$$News and Reports$$

Jul. 02, 2018


Scientists from Ben-Gurion University of the Negev have reported the intrinsic ability of active contractile materials to spontaneously form 3D structures during contraction, in absence of external cues. Their findings were recently published in Nature Communications.

With respect to future applications, these bio-inspired active materials can be used for generating active self-organized three-dimensional structures of defined shape. They may also find applications as biomaterials that can improve human health. In particular, two-dimensional intrinsically contractile sheets may be used in the future as actively functional band-aids that speed up wound healing or in form of beating patches that could support heart function.

A central property of developing plant and animal tissues is their ability to form a diversity of folded patterns and to adopt curved shapes through mechanical instabilities that break the planar symmetry of growing sheets. Shape transitions in developing organisms can be driven by active contractility generated by myosin motor proteins. Yet, the mechanisms generating tissue folding are typically studied in epithelia where the interaction between cells within the tissue presents a major difficulty for studying contraction induced folding.

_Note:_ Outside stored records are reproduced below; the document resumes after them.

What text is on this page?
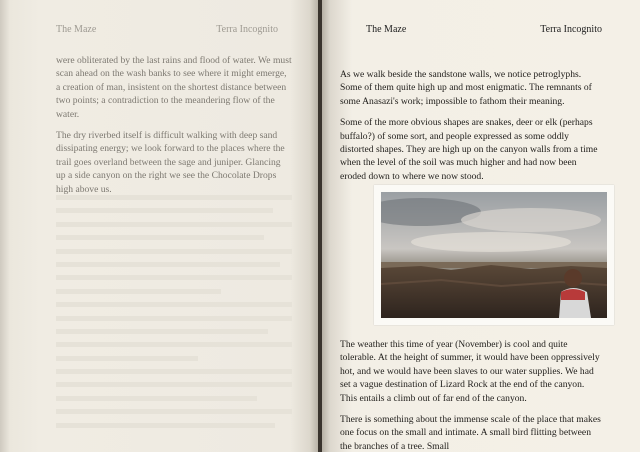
The Maze	Terra Incognito

were obliterated by the last rains and flood of water. We must scan ahead on the wash banks to see where it might emerge, a creation of man, insistent on the shortest distance between two points; a contradiction to the meandering flow of the water.

The dry riverbed itself is difficult walking with deep sand dissipating energy; we look forward to the places where the trail goes overland between the sage and juniper. Glancing up a side canyon on the right we see the Chocolate Drops high above us.

The Maze	Terra Incognito

As we walk beside the sandstone walls, we notice petroglyphs. Some of them quite high up and most enigmatic. The remnants of some Anasazi's work; impossible to fathom their meaning.

Some of the more obvious shapes are snakes, deer or elk (perhaps buffalo?) of some sort, and people expressed as some oddly distorted shapes. They are high up on the canyon walls from a time when the level of the soil was much higher and had now been eroded down to where we now stood.

The weather this time of year (November) is cool and quite tolerable. At the height of summer, it would have been oppressively hot, and we would have been slaves to our water supplies. We had set a vague destination of Lizard Rock at the end of the canyon. This entails a climb out of far end of the canyon.

There is something about the immense scale of the place that makes one focus on the small and intimate. A small bird flitting between the branches of a tree. Small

Recently, the group of Prof. Anne Bernheim-Groswasser (pictured above) from the Department of Chemical Engineering and The Ilse Katz Institute for Nanoscale Science and Technology​ in collaboration with Prof. Karsten Kruse (Geneva University) and Prof. Sam Safran (Weizmann Institute of Science) demonstrated that initially homogeneous, thin gel sheets composed of actin filaments and m​yosin motors, isolated from bounding surfaces can spontaneously contract and fold. These authors showed that the buckling instability resulted from system self-organization and the spontaneous emergence of density gradients driven by the active contractility. These new findings demonstrate that buckling can be spontaneously generated by active contractility and does not require mechanical coupling to the environment or pre-imposed gradients in the material properties of the sheet.